I nervously stepped into the large high-ceilinged foyer of the home of the richest girl from my all girls school. She invited the entire class over for a sleepover. I didn't want to go, I didn't have any friends in school, nobody wanted me there. Mom found the invitation I'd thrown away and made me go saying it would be a good opportunity to make friends with my classmates.

The maid who greeted me at the door led me to a dining hall that was set up with pricey decorations and had tables filled with fancy catered dishes. I'd seen countless sleepovers in teenage dramas, none ever looked like this. The rest of my classmates were already in the room and looked up in awe as they spotted me standing in the doorway.

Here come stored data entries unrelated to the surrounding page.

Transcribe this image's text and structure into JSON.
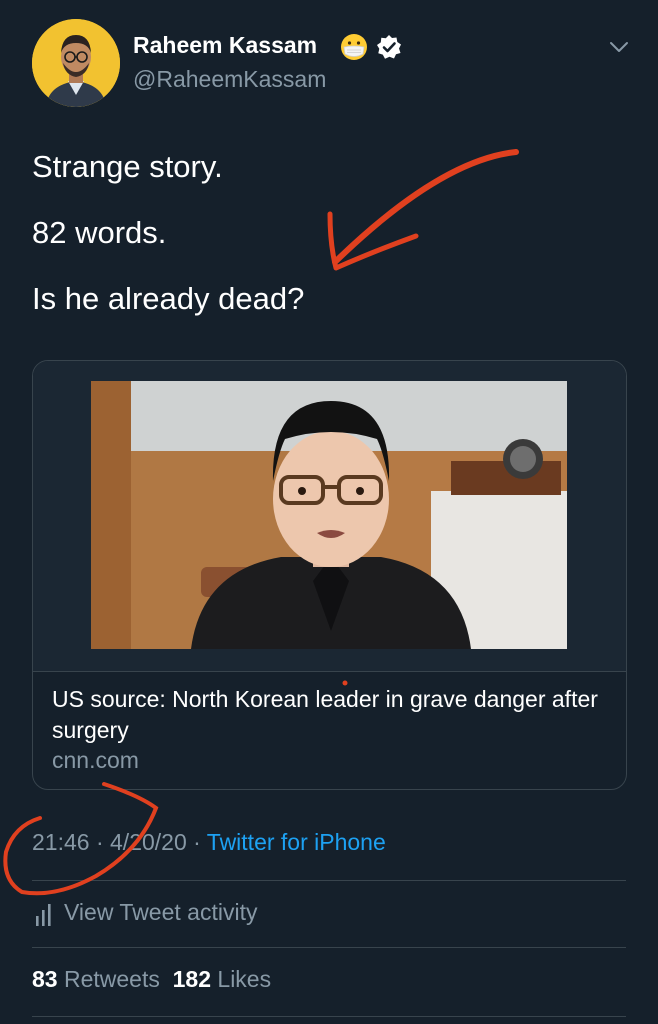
{
  "author": {
    "name": "Raheem Kassam",
    "handle": "@RaheemKassam"
  },
  "icons": {
    "emoji": "face-with-medical-mask-icon",
    "verified": "verified-badge-icon",
    "menu": "chevron-down-icon",
    "activity": "bar-chart-icon"
  },
  "tweet": {
    "lines": [
      "Strange story.",
      "82 words.",
      "Is he already dead?"
    ]
  },
  "card": {
    "title": "US source: North Korean leader in grave danger after surgery",
    "domain": "cnn.com"
  },
  "meta": {
    "time": "21:46",
    "separator": " · ",
    "date": "4/20/20",
    "source": "Twitter for iPhone"
  },
  "activity": {
    "label": "View Tweet activity"
  },
  "stats": {
    "retweets_count": "83",
    "retweets_label": "Retweets",
    "likes_count": "182",
    "likes_label": "Likes"
  },
  "colors": {
    "background": "#15202b",
    "secondary_text": "#8899a6",
    "link": "#1da1f2",
    "divider": "#38444d",
    "annotation": "#e0401f"
  }
}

A hush fell upon the room, none of them had expected me to show up. I nervously fidgeted in the doorway unconsciously rubbing my arm. "H-hello." My voice shook as I bowed my head.

The girls exchanged wary looks before Samantha, the host, a pretty girl with thick brunette curls and blue eyes, greeted me tonelessly, "Thanks for coming, Amber."

"...Ah...it's Amelia..."I corrected her with a squeak.

"Whatever." She shrugged before turning her attention to her friends.

The maid ushered me into the room before taking her leave. I hung back awkwardly sticking near the walls as out of the way as I could get, like an awkward wall ornament. No one approached me or gave me a second thought. They stood around and gossiped about their wealthy parents and all the boyfriends they supposedly had. After hours of them gossiping, we all retired to a giant home theater.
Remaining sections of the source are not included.